Por mi parte, yo era generación pop. Cuando estaba solo optaba por escuchar lo que aparecía en la radio, en La Pantera, Radio Éxitos, Radio Capital, así que mi gusto era prácticamente comercial solo aderezado por estas filtraciones de jóvenes que, a su vez, eran “rockeros” de temporada, salvo algunas excepciones como mi amigo Martín y su hermano Carlos, que era como 10 años mayor que nosotros.
Carlos era clavadazo fan de los Beatles y de la psicodelia de finales de los sesenta, principio de los setenta. Viajaba todo el año a todos los grandes premios de Formula Uno y cuando regresaba a México siempre venia a la moda, en ropa, en forma de hablar, en la música que escuchaba. Fue el primer hippie que conocí, impresionado y fascinado al verlo con sus botas de plataforma, cabello largo a los hombros, chaleco, pantalones acampanados, colguijes, pulseras, barba, bigote desaliñados y un estilo único de hablar, mas cuando hablaba de la música que traía consigo y que nos ponía a Martín y a mi en el estéreo de su cuarto lleno de pósters de Hendrix, Jim Morrison, la famosa imagen de los Beatles en ‘Get Back’, Woodstock, Love Story, la icónica imagen del Che.

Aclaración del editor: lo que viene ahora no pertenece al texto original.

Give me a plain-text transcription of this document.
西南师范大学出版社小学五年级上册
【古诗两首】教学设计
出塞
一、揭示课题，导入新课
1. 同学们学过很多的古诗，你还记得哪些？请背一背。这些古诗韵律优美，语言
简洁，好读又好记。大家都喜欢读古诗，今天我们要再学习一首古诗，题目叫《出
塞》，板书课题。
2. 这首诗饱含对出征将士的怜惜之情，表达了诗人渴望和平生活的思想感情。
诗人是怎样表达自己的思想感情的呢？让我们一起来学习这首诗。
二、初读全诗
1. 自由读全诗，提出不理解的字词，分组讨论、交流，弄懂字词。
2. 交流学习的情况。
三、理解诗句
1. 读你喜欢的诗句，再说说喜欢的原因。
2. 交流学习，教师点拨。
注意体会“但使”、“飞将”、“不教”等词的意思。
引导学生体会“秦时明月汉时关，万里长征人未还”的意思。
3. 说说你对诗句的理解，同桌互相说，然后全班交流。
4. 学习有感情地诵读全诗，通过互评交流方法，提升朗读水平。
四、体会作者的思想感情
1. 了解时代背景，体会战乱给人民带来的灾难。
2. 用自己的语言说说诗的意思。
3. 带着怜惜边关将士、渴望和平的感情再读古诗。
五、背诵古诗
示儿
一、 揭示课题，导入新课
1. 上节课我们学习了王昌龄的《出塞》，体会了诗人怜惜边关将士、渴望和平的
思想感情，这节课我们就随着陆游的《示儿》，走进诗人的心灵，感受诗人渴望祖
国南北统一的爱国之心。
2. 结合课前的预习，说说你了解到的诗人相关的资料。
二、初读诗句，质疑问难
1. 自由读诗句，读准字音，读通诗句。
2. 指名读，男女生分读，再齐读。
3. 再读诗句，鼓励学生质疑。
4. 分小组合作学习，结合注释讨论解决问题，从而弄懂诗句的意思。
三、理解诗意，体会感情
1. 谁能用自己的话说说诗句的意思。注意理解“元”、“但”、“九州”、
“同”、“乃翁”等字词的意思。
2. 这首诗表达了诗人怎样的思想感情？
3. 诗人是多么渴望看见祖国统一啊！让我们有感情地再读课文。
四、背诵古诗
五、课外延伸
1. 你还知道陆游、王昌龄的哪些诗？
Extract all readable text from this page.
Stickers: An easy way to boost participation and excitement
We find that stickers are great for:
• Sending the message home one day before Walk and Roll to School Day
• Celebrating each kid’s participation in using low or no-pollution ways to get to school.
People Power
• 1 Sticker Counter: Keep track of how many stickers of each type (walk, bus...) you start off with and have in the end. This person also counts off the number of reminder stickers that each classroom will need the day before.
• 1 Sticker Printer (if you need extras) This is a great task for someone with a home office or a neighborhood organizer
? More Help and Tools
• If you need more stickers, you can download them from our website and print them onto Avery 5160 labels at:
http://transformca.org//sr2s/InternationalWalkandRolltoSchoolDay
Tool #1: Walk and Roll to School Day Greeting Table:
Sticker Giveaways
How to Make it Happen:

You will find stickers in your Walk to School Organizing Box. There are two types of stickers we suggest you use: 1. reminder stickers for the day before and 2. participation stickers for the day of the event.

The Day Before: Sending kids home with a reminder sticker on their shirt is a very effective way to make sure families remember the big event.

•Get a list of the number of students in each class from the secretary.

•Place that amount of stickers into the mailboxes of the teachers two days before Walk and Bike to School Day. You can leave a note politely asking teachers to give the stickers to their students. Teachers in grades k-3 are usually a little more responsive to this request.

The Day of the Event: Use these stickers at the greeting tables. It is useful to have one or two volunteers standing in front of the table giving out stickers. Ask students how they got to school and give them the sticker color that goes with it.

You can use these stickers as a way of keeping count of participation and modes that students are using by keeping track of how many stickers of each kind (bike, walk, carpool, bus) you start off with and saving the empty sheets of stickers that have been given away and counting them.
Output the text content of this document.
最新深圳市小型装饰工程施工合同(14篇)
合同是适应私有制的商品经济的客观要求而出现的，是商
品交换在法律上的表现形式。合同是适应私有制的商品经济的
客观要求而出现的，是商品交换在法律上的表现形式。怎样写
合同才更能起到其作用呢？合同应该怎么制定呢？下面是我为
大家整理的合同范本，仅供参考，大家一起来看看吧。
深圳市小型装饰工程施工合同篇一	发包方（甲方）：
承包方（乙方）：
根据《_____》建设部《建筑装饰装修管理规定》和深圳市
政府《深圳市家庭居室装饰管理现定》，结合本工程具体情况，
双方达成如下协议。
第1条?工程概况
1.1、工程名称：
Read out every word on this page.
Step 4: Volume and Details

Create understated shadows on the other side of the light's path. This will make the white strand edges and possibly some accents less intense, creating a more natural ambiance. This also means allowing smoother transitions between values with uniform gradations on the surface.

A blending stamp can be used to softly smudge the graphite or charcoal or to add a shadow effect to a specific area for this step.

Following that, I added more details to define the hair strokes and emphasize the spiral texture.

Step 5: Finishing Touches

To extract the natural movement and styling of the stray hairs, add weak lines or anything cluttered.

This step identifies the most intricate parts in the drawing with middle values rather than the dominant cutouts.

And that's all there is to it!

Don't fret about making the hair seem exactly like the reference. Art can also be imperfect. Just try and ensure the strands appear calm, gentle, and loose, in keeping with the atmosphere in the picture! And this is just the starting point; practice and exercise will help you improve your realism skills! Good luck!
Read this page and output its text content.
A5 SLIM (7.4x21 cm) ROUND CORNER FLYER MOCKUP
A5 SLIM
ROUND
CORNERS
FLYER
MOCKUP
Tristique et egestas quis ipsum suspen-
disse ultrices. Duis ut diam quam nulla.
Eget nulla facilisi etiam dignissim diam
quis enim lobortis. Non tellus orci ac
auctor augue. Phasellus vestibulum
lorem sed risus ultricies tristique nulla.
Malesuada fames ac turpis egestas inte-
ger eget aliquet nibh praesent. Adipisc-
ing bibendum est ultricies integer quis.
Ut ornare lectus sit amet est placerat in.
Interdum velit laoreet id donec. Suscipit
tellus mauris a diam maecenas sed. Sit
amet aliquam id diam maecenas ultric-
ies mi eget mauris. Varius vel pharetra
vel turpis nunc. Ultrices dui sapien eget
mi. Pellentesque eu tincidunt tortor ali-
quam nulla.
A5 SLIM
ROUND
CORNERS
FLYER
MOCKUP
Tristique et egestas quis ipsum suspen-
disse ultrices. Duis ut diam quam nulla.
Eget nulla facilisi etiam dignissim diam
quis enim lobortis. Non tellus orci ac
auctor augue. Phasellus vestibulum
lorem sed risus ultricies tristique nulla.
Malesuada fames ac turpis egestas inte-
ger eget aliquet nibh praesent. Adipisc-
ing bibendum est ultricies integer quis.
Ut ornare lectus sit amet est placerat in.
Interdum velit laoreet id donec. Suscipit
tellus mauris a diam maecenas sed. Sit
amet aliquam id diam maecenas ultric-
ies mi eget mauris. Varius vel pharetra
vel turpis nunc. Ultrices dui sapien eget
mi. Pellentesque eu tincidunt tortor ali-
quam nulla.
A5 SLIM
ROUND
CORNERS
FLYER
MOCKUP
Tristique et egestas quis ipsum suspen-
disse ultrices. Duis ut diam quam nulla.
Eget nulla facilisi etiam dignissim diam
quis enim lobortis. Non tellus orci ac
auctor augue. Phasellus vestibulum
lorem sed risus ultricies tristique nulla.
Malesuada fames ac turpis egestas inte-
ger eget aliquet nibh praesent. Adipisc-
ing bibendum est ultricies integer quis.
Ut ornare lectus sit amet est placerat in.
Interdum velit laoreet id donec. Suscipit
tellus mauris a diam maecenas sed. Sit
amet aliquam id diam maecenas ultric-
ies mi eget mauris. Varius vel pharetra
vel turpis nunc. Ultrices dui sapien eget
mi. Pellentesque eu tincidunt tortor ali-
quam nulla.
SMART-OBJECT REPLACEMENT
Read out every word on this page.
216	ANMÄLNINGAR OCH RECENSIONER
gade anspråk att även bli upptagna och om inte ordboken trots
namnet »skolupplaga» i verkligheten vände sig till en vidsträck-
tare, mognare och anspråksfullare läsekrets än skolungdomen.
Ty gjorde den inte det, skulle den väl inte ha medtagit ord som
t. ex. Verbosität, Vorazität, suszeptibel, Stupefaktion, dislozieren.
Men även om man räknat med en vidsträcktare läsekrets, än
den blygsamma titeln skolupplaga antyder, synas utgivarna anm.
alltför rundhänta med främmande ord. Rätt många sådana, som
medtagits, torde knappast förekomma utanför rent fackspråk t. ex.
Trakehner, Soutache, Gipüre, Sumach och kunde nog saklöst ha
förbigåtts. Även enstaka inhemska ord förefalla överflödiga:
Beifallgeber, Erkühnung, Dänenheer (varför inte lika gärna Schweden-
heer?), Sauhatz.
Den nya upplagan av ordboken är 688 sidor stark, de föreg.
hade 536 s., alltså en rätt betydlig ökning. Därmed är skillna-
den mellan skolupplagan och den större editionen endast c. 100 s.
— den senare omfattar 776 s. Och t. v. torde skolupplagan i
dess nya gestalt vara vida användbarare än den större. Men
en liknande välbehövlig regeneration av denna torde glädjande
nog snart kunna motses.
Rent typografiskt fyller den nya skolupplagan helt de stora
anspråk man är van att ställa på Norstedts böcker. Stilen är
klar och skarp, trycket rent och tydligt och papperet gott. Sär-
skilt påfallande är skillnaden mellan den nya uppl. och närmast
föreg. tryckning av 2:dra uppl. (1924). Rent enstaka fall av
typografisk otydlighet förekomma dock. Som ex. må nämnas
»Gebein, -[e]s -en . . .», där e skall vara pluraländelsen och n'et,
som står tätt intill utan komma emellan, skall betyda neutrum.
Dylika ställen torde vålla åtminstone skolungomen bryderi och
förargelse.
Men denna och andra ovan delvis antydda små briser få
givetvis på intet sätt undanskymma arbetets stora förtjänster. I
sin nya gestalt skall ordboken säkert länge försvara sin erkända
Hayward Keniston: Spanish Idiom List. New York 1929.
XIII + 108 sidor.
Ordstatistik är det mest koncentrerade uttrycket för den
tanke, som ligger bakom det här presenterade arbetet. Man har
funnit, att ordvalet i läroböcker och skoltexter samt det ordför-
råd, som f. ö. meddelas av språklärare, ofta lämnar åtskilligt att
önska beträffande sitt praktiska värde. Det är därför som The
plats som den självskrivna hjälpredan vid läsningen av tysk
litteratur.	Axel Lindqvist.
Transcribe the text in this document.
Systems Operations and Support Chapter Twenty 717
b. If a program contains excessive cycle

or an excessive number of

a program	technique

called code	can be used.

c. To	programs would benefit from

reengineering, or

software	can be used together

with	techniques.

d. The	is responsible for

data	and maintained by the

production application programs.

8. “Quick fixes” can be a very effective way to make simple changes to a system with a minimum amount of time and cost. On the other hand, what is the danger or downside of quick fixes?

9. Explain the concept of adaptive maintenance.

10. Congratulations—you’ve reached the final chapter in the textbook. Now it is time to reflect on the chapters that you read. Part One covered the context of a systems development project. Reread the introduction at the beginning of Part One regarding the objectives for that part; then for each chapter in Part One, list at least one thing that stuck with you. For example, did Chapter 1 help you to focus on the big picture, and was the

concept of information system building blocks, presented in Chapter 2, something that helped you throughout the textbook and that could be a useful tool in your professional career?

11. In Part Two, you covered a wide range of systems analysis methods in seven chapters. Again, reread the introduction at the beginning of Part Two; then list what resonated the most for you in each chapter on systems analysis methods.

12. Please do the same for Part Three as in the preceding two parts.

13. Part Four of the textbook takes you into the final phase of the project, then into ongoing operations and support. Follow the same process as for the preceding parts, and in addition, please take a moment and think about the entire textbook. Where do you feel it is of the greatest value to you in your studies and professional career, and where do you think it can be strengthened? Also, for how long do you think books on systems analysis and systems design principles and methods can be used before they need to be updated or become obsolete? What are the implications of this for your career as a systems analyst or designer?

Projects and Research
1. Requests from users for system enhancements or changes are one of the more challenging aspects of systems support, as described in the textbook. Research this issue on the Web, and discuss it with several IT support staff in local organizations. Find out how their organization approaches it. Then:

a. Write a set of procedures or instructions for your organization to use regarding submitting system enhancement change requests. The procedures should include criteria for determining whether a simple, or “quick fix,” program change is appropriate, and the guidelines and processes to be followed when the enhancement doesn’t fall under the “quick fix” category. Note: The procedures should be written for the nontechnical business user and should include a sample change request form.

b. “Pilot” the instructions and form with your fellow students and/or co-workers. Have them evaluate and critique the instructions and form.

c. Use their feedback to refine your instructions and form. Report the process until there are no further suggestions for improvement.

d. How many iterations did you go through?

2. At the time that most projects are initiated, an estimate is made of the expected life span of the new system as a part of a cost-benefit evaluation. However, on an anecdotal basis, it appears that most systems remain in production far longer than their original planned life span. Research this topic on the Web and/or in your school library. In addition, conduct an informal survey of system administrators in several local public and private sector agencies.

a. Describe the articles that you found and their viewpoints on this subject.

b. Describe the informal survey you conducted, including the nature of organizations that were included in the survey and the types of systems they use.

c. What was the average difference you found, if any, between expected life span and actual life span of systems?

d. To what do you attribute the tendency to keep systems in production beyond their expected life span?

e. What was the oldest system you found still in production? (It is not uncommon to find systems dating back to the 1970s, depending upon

Mas clavado en el blues y en la protesta antiestablishment, Carlos era súper fánatico de Canned Heat, Ten Years After, Eric Clapton, BB King, Bob Dylan, Janis Joplin, Jimmi Hendrix, los Winter, con por supuesto toques psicodélicos de Jefferson Airplane, Grateful Dead, Genesis, y los infaltables The Who, Cream, y Beatles. Era entre miedo y encanto convivir en ese ambiente cargado de pachuli que siempre tenia esa sensación de estar haciendo “algo prohibido” subrayado por los sonidos del estéreo que no tenían nada que ver con la inofensiva música de esas estaciones de radio que yo escuchaba.
Así, Carlos se burlaba de mi preferencia musical, consecuencia de un oído comodino formado en la radio. Esta situación se prolongó por años, toda la década de los setenta, en donde el hippie de Carlos se convirtió en fotógrafo de Formula 1, Martín se clavo de lleno en la música para convertirse en un excelente armoniquista y yo continué con mi gusto comercial. Cada vez que nos veíamos surgía el debate sobre la música, aun cuando Martín se echaba sus bailes al ritmo de los Bee gees –¿quién no?- y Carlos se convirtió en un respetable padre de familia.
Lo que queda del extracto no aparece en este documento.